España, a tales efectos, dispone de una amalgama de leyes que alcanza las cien mil, igualando en número a los Hijos de San Luis, aunque no sé si tienen la misma intención. Según dice la parte que sabe, cuando alguien se pertrecha detrás de tanta protección es que algo tiene que esconder. Claro está que también podemos estar en un escenario de continua huida hacia delante, en donde el delito surge y luego se instaura la norma que lo intenta corregir, aunque para ese momento ya no se muestre eficaz porque el procedimiento ilegal ya ha cambiado. Así y todo, o bien la falta de intensidad a la hora de acompasar el delito con la pena o bien la extrema caradura del personal, lo cierto es que los ratones están haciendo de las suyas en el interior del armario, comiéndose toda la ropa, haciéndola jirones y dejándola inutilizada.

Esa es la sensación que tiene la ciudadanía que se levanta por la mañana con cada vez menos ganas de empujar en la dirección correcta si nos atenemos a las maniobras ejemplarizantes de quienes se supone que rigen nuestras organizaciones de carácter público. Como comentario de barra de bar, he de decir que a partir de ahora hay que desconfiar de aquellas personas que alcanzan un alto estatus social en un corto periodo de tiempo.

Normalmente el trabajo diario no ofrece tanta abundancia. A no ser que tengas suerte, como es la que se tiene cuando se adquieren billetes de lotería previamente premiados. En este sentido, mientras que la corrupción campa a sus anchas, a la parte más desgraciada se le responsabiliza si se cuela en la cola del supermercado. Según un estudio de la Universidad de Las Palmas de Gran Canaria, se estima que el coste de la corrupción asciende a cuarenta mil millones de euros que, incluyéndolos en la contabilidad nacional, tendríamos superávit. La técnica utilizada se basa en un método de estimación del coste social de la corrupción a través del análisis de su impacto sobre la calidad de vida. El valor añadido se encuentra en que las metodologías tradicionales se centran sólo en el efecto directo de los casos que se esclarecen y se sancionan jurídicamente, mientras que la estimación utilizada aúna el impacto que tienen sobre la credibilidad como país en relación a la confianza de la inversión, así como el desánimo a la hora de potenciar o no la trayectoria emprendedora de la población. Lo cierto es que, sean cien mil leyes o cuarenta mil millones de euros, la situación se desboca, por lo que el hartazgo se debe escenificar de alguna forma.

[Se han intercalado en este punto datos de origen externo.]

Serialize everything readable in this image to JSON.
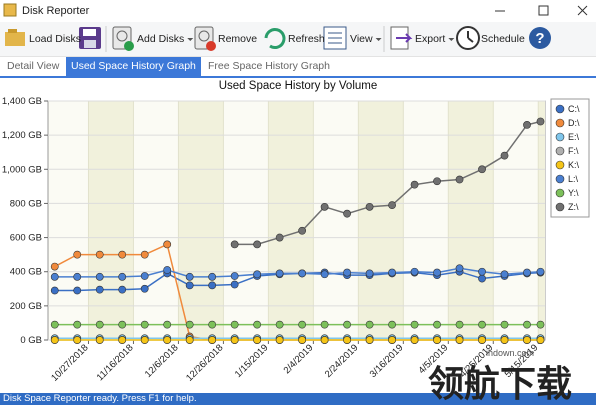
{
  "window": {
    "title": "Disk Reporter"
  },
  "toolbar": {
    "items": [
      "Load Disks",
      "Add Disks",
      "Remove",
      "Refresh",
      "View",
      "Export",
      "Schedule"
    ]
  },
  "tabs": [
    {
      "label": "Detail View",
      "active": false
    },
    {
      "label": "Used Space History Graph",
      "active": true
    },
    {
      "label": "Free Space History Graph",
      "active": false
    }
  ],
  "status_bar": "Disk Space Reporter ready. Press F1 for help.",
  "watermark": [
    "ihdown.com",
    "领航下载"
  ],
  "chart_data": {
    "type": "line",
    "title": "Used Space History by Volume",
    "x": [
      "2018-10-12",
      "2018-10-22",
      "2018-11-01",
      "2018-11-11",
      "2018-11-21",
      "2018-12-01",
      "2018-12-11",
      "2018-12-21",
      "2018-12-31",
      "2019-01-10",
      "2019-01-20",
      "2019-01-30",
      "2019-02-09",
      "2019-02-19",
      "2019-03-01",
      "2019-03-11",
      "2019-03-21",
      "2019-03-31",
      "2019-04-10",
      "2019-04-20",
      "2019-04-30",
      "2019-05-10",
      "2019-05-16"
    ],
    "xlim": [
      "2018-10-09",
      "2019-05-18"
    ],
    "xticks": [
      {
        "value": "2018-10-27",
        "label": "10/27/2018"
      },
      {
        "value": "2018-11-16",
        "label": "11/16/2018"
      },
      {
        "value": "2018-12-06",
        "label": "12/6/2018"
      },
      {
        "value": "2018-12-26",
        "label": "12/26/2018"
      },
      {
        "value": "2019-01-15",
        "label": "1/15/2019"
      },
      {
        "value": "2019-02-04",
        "label": "2/4/2019"
      },
      {
        "value": "2019-02-24",
        "label": "2/24/2019"
      },
      {
        "value": "2019-03-16",
        "label": "3/16/2019"
      },
      {
        "value": "2019-04-05",
        "label": "4/5/2019"
      },
      {
        "value": "2019-04-25",
        "label": "4/25/2019"
      },
      {
        "value": "2019-05-15",
        "label": "5/15/2019"
      }
    ],
    "ylim": [
      0,
      1400
    ],
    "yticks": [
      {
        "value": 0,
        "label": "0 GB"
      },
      {
        "value": 200,
        "label": "200 GB"
      },
      {
        "value": 400,
        "label": "400 GB"
      },
      {
        "value": 600,
        "label": "600 GB"
      },
      {
        "value": 800,
        "label": "800 GB"
      },
      {
        "value": 1000,
        "label": "1,000 GB"
      },
      {
        "value": 1200,
        "label": "1,200 GB"
      },
      {
        "value": 1400,
        "label": "1,400 GB"
      }
    ],
    "grid": true,
    "legend": "right",
    "series": [
      {
        "name": "C:\\",
        "color": "#3a6fc4",
        "values": [
          290,
          290,
          295,
          295,
          300,
          390,
          320,
          320,
          325,
          375,
          385,
          390,
          395,
          380,
          380,
          390,
          395,
          380,
          400,
          360,
          375,
          390,
          395
        ]
      },
      {
        "name": "D:\\",
        "color": "#f08a3c",
        "values": [
          430,
          500,
          500,
          500,
          500,
          560,
          20,
          0,
          0,
          0,
          0,
          0,
          0,
          0,
          0,
          0,
          0,
          0,
          0,
          0,
          0,
          0,
          0
        ]
      },
      {
        "name": "E:\\",
        "color": "#7fc6ec",
        "values": [
          10,
          10,
          10,
          10,
          10,
          10,
          10,
          10,
          10,
          10,
          10,
          10,
          10,
          10,
          10,
          10,
          10,
          10,
          10,
          10,
          10,
          10,
          10
        ]
      },
      {
        "name": "F:\\",
        "color": "#b0b0b0",
        "values": [
          0,
          0,
          0,
          0,
          0,
          0,
          0,
          0,
          0,
          0,
          0,
          0,
          0,
          0,
          0,
          0,
          0,
          0,
          0,
          0,
          0,
          0,
          0
        ]
      },
      {
        "name": "K:\\",
        "color": "#f5c518",
        "values": [
          0,
          0,
          0,
          0,
          0,
          0,
          0,
          0,
          0,
          0,
          0,
          0,
          0,
          0,
          0,
          0,
          0,
          0,
          0,
          0,
          0,
          0,
          0
        ]
      },
      {
        "name": "L:\\",
        "color": "#4a7fd0",
        "values": [
          370,
          370,
          370,
          370,
          375,
          410,
          370,
          370,
          375,
          385,
          390,
          390,
          385,
          395,
          390,
          395,
          400,
          395,
          420,
          400,
          385,
          395,
          400
        ]
      },
      {
        "name": "Y:\\",
        "color": "#7cc05a",
        "values": [
          90,
          90,
          90,
          90,
          90,
          90,
          90,
          90,
          90,
          90,
          90,
          90,
          90,
          90,
          90,
          90,
          90,
          90,
          90,
          90,
          90,
          90,
          90
        ]
      },
      {
        "name": "Z:\\",
        "color": "#707070",
        "values": [
          null,
          null,
          null,
          null,
          null,
          null,
          null,
          null,
          560,
          560,
          600,
          640,
          780,
          740,
          780,
          790,
          910,
          930,
          940,
          1000,
          1080,
          1260,
          1280
        ]
      }
    ]
  }
}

Es imposible que sea tan fuerte el influjo del lado oscuro que haga caer en la tentación con tanta facilidad a una parte de las personas elegidas para el desempeño de determinados cargos. Y si es imposible, hay que tener los controles, por un lado, y las sanciones, por otro, lo suficientemente duras como para provocar un pensamiento adicional antes de cualquier decisión de esta naturaleza. No basta ahora con pedir disculpas. No basta ahora con decir que no se sabía lo que se hacía.

Hay un Estado de Derecho con ejes democráticos aún por solidificarse que la crisis está desnudando a pasos agigantados, porque la abundancia, hasta ahora, todo lo tapaba, estando el sistema de control escrito, pero no ejecutado. Así que, el que la hace la debe pagar, pero el que deja hacer o instiga a hacerlo, tampoco puede irse de rositas, porque el desconocimiento de la ley no exime de su cumplimiento, tal y como se nos recuerda día tras día.